Sara Burchielli Scrivo da quando mi è presa una passione incontrollabile per i concorsi
letterari sul web ai quali invio i miei scritti generalmente oltre la data di chiusura.
Ora che mi sto avvicinando ai 35 anni ho pensato di provare strade meno stressanti ed
inviare un vecchio racconto ad un non-concorso letterario. |
La piscina
- Non ci credo. Insomma lo hai fatto davvero? -
- Sì, l'ho fatto, l'ho fatto. Ed è stato proprio bello. Mi sento anche un po' cretina
però è stata una sensazione
- Chiara non trovava le parole; stava lì seduta alla
sua scrivania e guardava il suo collega che non si decideva ad entrare nel suo cubicolo di
ufficio e che continuava a ripeterle la stessa domanda.
- Non ci posso credere. Te? Dai, mi stai prendendo in giro.
Erano solo le otto e un quarto di un lunedì mattina. Filippo aveva in mano i due
bicchierini di plastica fumanti di caffè.
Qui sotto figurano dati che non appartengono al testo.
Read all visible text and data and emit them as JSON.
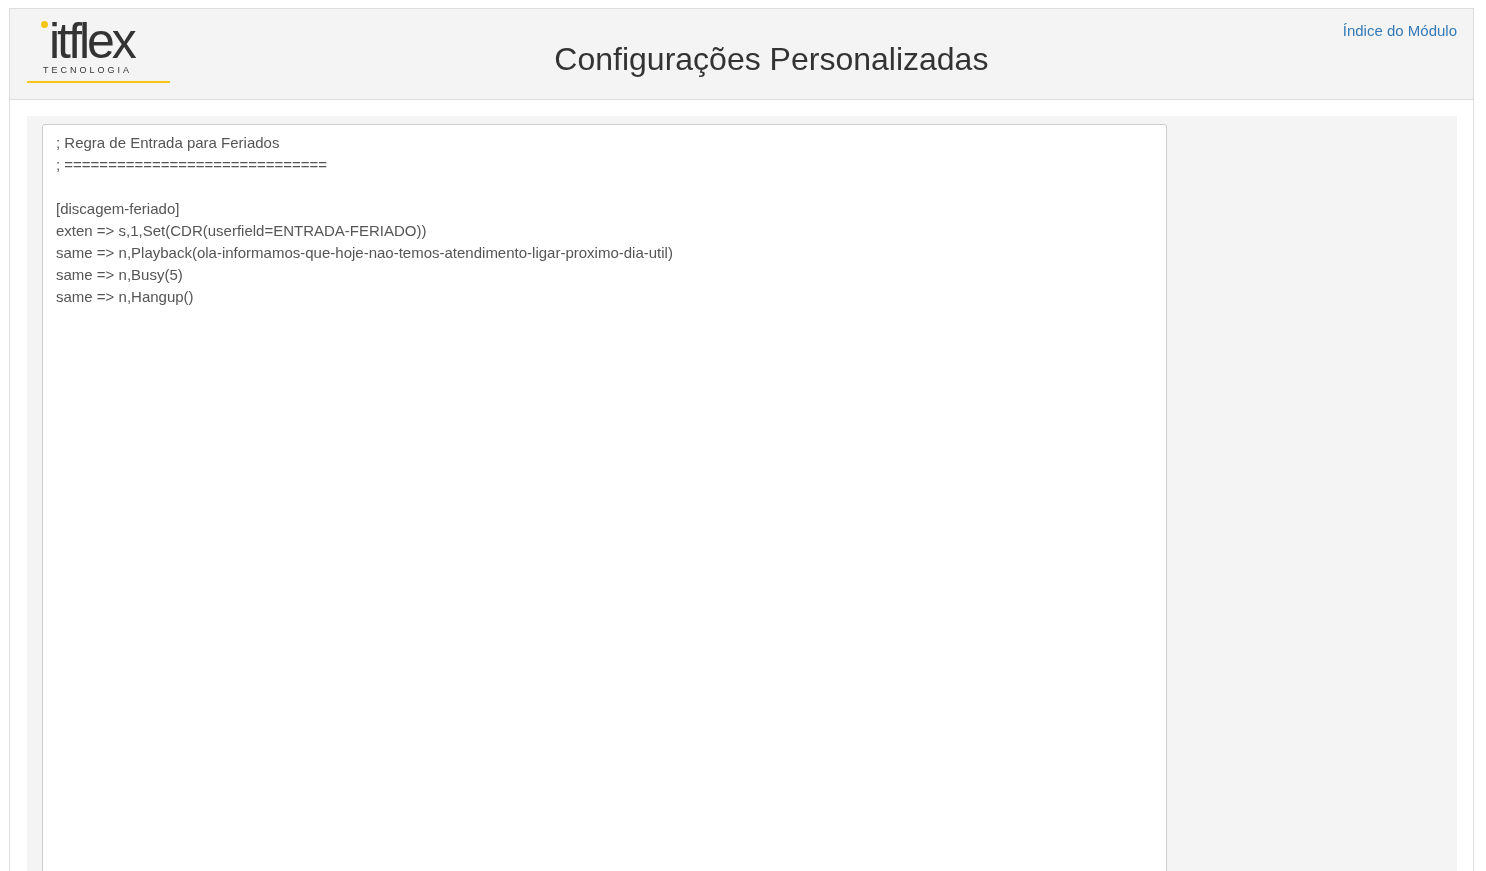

- Allora, vuoi entrare o vuoi far freddare quel caffè che già caldo lo sai che non mi
piace un granché. - Chiara e Filippo erano sempre i primi ad arrivare, e di solito per
una buona mezzora erano le uniche persone ad aggirarsi per i corridoi della Webcoop, la
ditta di software che li aveva assunti entrambi appena laureati. Ma a quel tempo ancora
non si conoscevano e invece lì la mattina presto tra un caffè della macchinetta ed uno
sbadiglio avevano fatto un po' amicizia; non che si vedessero fuori dall'ufficio, non era
mai successo, però sul lavoro si cercavano abbastanza e qualcuno già spettegolava sul
loro rapporto.
- Quando venerdì mi hai detto delle tue intenzioni ero davvero convinto che tu stessi
scherzando, che tu mi prendessi in giro. Pensavo che mi volessi solo scioccare un po' come
fai sempre: la moderna milanese che prende in giro lo sprovveduto sardo. Infatti continuo
a non crederti. Dai Chiara, smettila di prendermi in giro. -
- No Filippo, l'ho fatto. L'ho fatto davvero. Scusa ma alla Polaroid non avevo proprio
pensato; mi dovrai credere sulla parola. -
Chiara stava morendo dal ridere, la faccia di Filippo era quella tipica di quando gli
raccontava cosa aveva fatto il sabato sera. Non che lei facesse chissà che cosa, ma
Milano è grande, può offrire tanto soprattutto quando uno c'è nato e cresciuto e se la
gira con facilità. E poi Filippo. Bastava guardarlo. Jeans, maglione azzurro a girocollo
con sotto camicia. Faceva ancora la vita dello studente anche se era laureato da due anni,
di quelli che hanno pochi soldi e al massimo vanno al cinema, però sempre di mercoledì
sera quando costa meno.
Tutto era cominciato quando un giorno Chiara aveva trovato nella cassetta della posta
l'invito a partecipare alla riunione del Comitato Milano - Voglia di Respirare che si
sarebbe tenuta il sabato successivo presso il Complesso Polisportivo Marchesi. La lettera
l'apostrofava chiaramente come 'Cara Socia', ma lei non si ricordava affatto di far parte
di quel comitato. Probabilmente durante qualche festa sociale organizzata da qualche
circolo lei aveva firmato chissà quale petizione e automaticamente era diventata socia
del Comitato in questione. Di quel comitato come di tanti altri, ma lei non ne aveva mai
preso in considerazione nessuno. Tanto sono sempre solo chiacchiere. Stava per cestinare
il foglio di avviso quando fece caso al luogo della riunione: il Complesso polisportivo
Marchesi. All'improvviso davanti ai suoi occhi cominciò il filmino in super otto della
sua infanzia e quasi inconsciamente prese forma la decisione: a questa riunione non
sarebbe mancata e cerchiò di rosso quel giorno sul calendario appeso in cucina.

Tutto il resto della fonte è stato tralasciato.